The rules of the fiefdom
The Kremlin’s response to the economic effects of the COVID-19 pandemic created another bone of contention between Moscow and the regions. The response, as a whole, was idiosyncratic. Falling incomes did not cause regional budgets to collapse as significantly as many had predicted—mainly due to federal subsidies and discretionary transfers, but those were distributed in an unclear manner and allocated to finance capital investment under implementation of the National Projects. In the meantime, smaller businesses were left with an increasingly concerning challenge—growing debt burden.

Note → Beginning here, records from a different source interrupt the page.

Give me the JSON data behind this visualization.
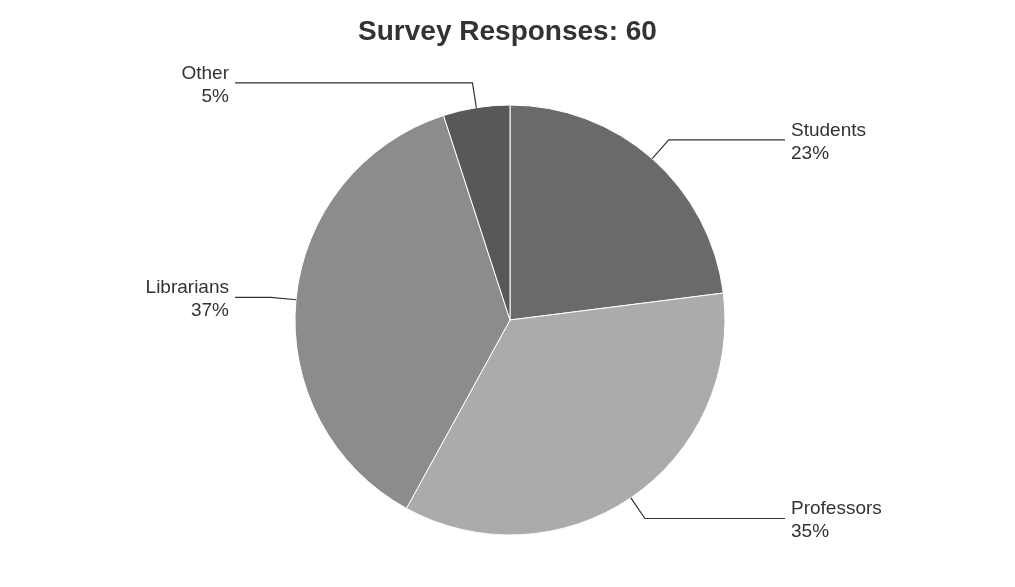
{
  "chart_data": {
    "type": "pie",
    "title": "Survey Responses: 60",
    "categories": [
      "Students",
      "Professors",
      "Librarians",
      "Other"
    ],
    "values": [
      23,
      35,
      37,
      5
    ],
    "value_labels": [
      "23%",
      "35%",
      "37%",
      "5%"
    ],
    "colors": [
      "#6a6a6a",
      "#ababab",
      "#8c8c8c",
      "#585858"
    ]
  }
}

When the government offers budgetary assistance, such as subsidies and subsidized loans, it always comes with strings attached, thus keeping regions on a tight leash while allowing the federal center more room to manage investment projects. These conditions invite investors to evaluate markets primarily through the lens of the government’s interest, signaling that the area in which it has a political stake would be the only really safe and sound investment.

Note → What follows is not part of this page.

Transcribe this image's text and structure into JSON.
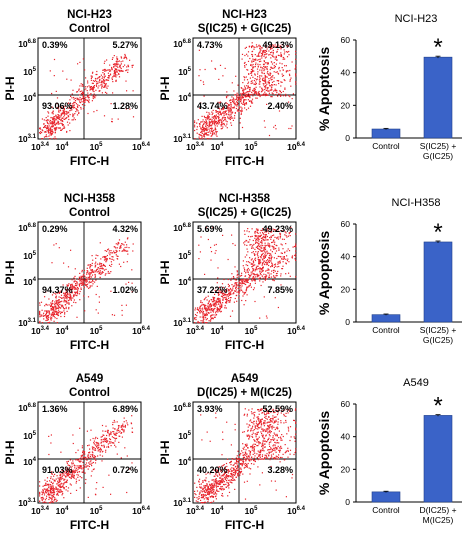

Digital surveillance and artificial intelligence may not be as big in Russia today as they are in China or the United States, but this area is clearly politically important and bound to grow. Waste collection may not be particularly lucrative, given that Russians are unwilling to pay for it, but it has become a sensitive political issue, which means money will be pumped into it. All this also means that big companies, typically based in Moscow and well-connected to federal political elites, are going to call the shots in these markets. As long as the federal government maintains a central role in policy development and resource allocation, Moscow—even if it may not technically “feed” the rest of Russia—will decide how to manage regional economies, while Moscow-based businesses will be sure to get their slice of the pie.